When you read or write string-heavy code, run through these:

• Where does each string(b) / []byte(s) occur? Is it on a hot path?
• Are there map lookups using string(b) in the key — and is the optimization preserved (no intermediate variable)?
• Is there += concatenation in a loop? Replace with Builder or Join.
• Is fmt.Sprintf used in a hot loop?
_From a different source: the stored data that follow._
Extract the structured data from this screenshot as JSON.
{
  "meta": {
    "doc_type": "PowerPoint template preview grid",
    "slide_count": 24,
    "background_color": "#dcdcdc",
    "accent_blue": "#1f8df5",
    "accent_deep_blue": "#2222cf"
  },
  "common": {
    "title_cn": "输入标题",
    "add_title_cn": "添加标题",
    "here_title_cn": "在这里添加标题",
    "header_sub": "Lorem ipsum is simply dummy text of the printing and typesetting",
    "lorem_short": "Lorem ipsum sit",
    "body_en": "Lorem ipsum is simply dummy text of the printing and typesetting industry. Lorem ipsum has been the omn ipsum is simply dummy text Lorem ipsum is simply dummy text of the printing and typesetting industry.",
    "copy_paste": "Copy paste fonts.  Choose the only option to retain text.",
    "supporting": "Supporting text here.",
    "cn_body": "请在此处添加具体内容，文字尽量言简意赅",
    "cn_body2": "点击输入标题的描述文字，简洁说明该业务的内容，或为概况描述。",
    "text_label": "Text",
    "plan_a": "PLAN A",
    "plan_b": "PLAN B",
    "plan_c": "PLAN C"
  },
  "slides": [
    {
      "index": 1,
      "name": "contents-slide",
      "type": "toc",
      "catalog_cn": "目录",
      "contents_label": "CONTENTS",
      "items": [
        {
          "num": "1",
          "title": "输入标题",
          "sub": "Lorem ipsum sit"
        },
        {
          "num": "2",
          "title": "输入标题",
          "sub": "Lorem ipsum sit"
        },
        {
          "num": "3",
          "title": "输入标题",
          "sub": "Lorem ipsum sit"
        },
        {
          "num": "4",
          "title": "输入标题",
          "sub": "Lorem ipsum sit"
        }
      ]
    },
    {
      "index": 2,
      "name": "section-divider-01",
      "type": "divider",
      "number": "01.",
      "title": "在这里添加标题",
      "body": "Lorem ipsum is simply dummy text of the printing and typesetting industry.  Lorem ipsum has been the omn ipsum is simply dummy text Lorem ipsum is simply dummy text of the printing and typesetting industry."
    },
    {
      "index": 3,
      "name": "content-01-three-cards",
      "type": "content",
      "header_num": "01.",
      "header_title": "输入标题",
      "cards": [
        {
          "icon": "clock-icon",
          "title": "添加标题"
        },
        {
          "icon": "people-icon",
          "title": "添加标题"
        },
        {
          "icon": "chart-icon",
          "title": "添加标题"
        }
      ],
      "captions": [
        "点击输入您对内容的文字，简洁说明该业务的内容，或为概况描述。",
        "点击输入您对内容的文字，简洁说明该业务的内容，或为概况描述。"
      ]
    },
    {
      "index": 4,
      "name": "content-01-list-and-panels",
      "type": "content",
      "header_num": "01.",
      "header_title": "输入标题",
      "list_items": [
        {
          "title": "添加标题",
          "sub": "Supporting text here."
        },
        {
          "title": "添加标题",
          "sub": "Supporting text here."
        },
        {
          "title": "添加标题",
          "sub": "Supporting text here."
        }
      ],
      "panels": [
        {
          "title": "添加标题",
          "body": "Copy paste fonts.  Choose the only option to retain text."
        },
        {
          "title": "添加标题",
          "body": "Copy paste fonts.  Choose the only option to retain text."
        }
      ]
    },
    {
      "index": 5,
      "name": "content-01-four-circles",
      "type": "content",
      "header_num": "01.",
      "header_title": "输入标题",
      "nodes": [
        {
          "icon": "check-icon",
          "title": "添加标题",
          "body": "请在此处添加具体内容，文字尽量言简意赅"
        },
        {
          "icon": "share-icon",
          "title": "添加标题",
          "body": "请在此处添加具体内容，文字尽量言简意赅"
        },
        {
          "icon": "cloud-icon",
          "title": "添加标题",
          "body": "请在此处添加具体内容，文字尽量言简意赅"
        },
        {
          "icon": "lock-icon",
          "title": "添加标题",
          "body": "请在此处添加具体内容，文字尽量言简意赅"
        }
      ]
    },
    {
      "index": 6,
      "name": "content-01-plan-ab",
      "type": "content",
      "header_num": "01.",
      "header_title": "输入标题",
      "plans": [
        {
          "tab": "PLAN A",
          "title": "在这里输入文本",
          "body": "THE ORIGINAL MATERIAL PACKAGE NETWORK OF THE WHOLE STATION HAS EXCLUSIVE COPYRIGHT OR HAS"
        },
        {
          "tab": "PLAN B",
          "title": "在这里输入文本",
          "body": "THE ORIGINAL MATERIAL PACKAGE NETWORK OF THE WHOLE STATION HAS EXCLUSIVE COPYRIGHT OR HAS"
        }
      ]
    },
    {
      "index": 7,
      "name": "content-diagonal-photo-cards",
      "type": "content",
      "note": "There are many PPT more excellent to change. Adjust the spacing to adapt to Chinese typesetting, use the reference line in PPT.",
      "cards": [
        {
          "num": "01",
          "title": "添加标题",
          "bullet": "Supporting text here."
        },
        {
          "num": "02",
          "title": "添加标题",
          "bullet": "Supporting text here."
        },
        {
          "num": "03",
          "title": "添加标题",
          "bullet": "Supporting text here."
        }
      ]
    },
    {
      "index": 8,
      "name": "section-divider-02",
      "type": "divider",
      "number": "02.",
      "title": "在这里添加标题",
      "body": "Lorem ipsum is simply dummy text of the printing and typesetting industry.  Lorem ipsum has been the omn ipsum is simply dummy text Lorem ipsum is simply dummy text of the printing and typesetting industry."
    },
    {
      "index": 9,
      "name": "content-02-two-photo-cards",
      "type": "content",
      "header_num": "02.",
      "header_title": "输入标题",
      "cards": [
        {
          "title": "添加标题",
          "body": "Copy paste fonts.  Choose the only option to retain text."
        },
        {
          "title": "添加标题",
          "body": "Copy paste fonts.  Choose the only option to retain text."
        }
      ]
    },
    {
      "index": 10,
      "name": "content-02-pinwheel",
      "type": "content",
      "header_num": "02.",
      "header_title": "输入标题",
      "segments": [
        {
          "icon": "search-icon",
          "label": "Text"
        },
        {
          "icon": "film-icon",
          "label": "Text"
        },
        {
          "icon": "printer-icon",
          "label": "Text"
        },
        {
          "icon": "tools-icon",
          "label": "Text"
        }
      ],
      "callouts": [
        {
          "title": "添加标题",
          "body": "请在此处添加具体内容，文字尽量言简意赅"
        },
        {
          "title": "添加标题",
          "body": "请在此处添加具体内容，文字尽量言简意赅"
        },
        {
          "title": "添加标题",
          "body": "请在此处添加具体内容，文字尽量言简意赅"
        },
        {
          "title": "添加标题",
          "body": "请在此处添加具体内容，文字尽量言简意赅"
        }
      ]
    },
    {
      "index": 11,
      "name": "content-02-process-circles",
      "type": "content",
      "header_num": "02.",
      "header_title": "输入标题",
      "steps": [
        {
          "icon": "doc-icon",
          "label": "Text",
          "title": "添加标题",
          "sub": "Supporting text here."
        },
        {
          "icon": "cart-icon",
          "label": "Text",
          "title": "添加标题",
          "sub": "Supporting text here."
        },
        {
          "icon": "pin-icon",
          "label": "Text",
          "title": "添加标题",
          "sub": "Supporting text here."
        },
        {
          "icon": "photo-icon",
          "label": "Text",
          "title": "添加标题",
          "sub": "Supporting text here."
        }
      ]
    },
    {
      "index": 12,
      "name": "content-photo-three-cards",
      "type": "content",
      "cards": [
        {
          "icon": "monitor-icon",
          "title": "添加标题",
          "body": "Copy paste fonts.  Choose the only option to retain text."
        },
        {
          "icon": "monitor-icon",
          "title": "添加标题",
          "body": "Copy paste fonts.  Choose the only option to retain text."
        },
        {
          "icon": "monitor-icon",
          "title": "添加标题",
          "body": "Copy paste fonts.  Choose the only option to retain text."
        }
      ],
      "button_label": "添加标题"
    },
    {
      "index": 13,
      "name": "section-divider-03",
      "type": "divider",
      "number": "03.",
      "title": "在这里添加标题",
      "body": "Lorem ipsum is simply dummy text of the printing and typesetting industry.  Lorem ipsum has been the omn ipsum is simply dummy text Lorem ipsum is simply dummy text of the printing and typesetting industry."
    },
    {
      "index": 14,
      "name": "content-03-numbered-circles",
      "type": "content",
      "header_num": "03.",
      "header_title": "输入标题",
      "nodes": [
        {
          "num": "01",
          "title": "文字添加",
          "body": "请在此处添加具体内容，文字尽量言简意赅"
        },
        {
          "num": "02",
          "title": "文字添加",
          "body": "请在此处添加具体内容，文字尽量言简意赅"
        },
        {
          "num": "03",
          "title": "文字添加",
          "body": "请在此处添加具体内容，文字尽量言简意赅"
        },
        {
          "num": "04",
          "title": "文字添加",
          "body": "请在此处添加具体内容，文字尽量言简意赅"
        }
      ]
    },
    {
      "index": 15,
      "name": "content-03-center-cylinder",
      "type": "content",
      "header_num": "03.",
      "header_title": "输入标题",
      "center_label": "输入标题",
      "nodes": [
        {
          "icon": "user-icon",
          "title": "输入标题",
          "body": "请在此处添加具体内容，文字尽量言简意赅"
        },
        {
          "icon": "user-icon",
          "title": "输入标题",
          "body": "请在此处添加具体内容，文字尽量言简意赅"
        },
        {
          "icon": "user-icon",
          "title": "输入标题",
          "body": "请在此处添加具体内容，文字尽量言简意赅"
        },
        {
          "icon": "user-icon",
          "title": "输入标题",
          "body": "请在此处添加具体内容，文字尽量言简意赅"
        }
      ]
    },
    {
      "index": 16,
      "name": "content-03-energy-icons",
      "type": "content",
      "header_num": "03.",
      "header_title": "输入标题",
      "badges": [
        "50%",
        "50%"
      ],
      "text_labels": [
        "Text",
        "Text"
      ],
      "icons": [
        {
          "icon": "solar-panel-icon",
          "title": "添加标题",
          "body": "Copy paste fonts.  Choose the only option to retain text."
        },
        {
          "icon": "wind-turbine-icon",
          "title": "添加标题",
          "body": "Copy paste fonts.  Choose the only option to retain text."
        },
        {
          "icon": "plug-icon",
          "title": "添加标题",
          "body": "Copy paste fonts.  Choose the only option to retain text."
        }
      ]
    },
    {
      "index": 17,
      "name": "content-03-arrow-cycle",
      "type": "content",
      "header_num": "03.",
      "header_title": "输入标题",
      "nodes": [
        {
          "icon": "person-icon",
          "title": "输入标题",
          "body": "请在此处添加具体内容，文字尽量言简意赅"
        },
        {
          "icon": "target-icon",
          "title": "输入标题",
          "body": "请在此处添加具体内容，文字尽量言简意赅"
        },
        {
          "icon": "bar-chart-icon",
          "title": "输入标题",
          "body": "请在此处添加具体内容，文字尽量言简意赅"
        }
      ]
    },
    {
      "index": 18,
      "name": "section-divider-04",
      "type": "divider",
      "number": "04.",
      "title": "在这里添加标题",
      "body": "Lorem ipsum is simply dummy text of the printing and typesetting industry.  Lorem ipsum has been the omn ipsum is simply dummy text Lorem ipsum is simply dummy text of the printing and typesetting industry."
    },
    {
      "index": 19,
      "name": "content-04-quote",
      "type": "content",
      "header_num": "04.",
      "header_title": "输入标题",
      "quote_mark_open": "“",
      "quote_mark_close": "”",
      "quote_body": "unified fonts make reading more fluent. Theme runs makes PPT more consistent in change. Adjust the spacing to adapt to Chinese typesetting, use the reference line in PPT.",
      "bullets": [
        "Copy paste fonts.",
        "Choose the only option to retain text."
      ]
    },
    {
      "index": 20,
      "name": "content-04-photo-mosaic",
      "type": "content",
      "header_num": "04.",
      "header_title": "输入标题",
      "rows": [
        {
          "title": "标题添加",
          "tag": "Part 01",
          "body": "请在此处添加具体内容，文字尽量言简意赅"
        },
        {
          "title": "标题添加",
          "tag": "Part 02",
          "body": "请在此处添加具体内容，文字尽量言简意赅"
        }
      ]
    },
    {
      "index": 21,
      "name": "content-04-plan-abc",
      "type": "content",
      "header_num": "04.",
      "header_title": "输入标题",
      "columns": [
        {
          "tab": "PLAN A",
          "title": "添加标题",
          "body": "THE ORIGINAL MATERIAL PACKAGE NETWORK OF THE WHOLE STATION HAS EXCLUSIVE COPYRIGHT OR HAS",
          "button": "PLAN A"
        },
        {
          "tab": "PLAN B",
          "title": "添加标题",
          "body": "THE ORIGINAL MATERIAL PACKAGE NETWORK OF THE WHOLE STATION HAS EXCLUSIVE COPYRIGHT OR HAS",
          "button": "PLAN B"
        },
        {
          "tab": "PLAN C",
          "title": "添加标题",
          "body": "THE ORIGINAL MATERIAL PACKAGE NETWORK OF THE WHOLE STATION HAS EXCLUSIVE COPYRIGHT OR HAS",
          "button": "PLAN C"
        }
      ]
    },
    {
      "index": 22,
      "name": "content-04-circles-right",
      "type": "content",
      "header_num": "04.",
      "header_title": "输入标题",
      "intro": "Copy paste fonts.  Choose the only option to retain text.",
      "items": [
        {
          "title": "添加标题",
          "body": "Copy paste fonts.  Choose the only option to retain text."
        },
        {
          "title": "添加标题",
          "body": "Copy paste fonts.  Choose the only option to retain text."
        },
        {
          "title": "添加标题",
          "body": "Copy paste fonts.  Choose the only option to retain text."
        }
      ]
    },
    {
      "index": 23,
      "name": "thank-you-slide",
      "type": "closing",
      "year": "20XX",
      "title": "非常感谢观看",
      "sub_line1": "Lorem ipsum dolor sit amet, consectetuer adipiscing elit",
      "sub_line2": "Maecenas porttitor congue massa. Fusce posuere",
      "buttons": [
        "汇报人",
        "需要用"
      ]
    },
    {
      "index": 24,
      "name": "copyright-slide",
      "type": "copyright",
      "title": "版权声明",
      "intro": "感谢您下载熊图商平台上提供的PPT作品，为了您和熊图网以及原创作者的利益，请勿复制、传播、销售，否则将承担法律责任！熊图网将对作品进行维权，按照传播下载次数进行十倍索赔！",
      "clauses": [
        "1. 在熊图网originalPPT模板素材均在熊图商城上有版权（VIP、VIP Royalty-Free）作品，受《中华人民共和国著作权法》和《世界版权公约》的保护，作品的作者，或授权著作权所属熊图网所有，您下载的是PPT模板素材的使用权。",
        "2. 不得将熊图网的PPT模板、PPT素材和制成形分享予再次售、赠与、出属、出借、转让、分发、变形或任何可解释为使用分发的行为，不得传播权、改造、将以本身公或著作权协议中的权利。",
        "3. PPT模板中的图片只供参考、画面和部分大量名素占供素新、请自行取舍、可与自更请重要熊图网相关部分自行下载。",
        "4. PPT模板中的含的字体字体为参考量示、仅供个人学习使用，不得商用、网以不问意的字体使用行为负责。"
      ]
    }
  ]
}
Replace with strconv.AppendX into a buffer.
• Do you have a string derived from a much larger string via slicing and held long-term? strings.Clone it.
• Are you ranging strings when plain indexing would do (ASCII-only inputs)?
• Are there places where unsafe.String would be safe and worthwhile?

17. Looking at the bytes: a worked example¶

package main

import (
    "fmt"
    "unicode/utf8"
    "unsafe"
)

func main() {
    s := "Go💙"
    fmt.Println("len:", len(s))                          // 6
    fmt.Println("rune count:", utf8.RuneCountInString(s)) // 3

    data := unsafe.StringData(s)
    for i := 0; i < len(s); i++ {
        fmt.Printf("byte %d: 0x%02x\n", i,
            *(*byte)(unsafe.Add(unsafe.Pointer(data), i)))
    }

    for i, r := range s {
        fmt.Printf("rune at %d: %c (U+%04X)\n", i, r, r)
    }
}

Output:

len: 6
rune count: 3
byte 0: 0x47        G
byte 1: 0x6f        o
byte 2: 0xf0        \
byte 3: 0x9f         } 💙 (U+1F499) encoded as F0 9F 92 99
byte 4: 0x92        /
byte 5: 0x99       /
rune at 0: G (U+0047)
rune at 1: o (U+006F)
rune at 2: 💙 (U+1F499)

You can see explicitly: len reports 6 bytes, range yields 3 runes, the third rune starts at byte offset 2.

18. Migrating from reflect.StringHeader (deprecated)¶

Pre-1.20 code often did:

hdr := (*reflect.StringHeader)(unsafe.Pointer(&s))
fmt.Println(hdr.Data, hdr.Len)

This pattern is now discouraged because the layout could change (it hasn't, but the contract was tightened). The replacements are:

ptr := unsafe.StringData(s)          // *byte
length := len(s)                      // int

s := unsafe.String(ptr, length)       // reverse direction

Same operation, type-safe, future-proof against runtime layout changes.

19. When concatenation is fine¶

Despite the "+ is slow" lore, plain concatenation is fine when:

• The number of operands is a small compile-time constant: name + "@" + host.
• The total result is short (under ~32 bytes, fits in tmpBuf) and doesn't escape.
• It happens once, not in a loop.

The compiler folds these into a single concatstrings (or concatstring2, concatstring3, concatstring4, concatstring5 for specific arities), which is one allocation total. Don't reach for Builder for "hello, " + name.

20. Summary¶

Mid-level string fluency means knowing the byte layout (UTF-8), the conversion contracts (when copies happen, when the compiler skips them), and the assembly tools (Builder, Join, strconv.AppendX, unsafe.String). Allocate at boundaries, accumulate in []byte buffers, prefer the fast paths the runtime offers (m[string(b)], faststr map ops), and reserve unsafe.String for the cases where you control both producer and consumer of the bytes. The runtime walk-through that explains why each path is fast is in senior.md.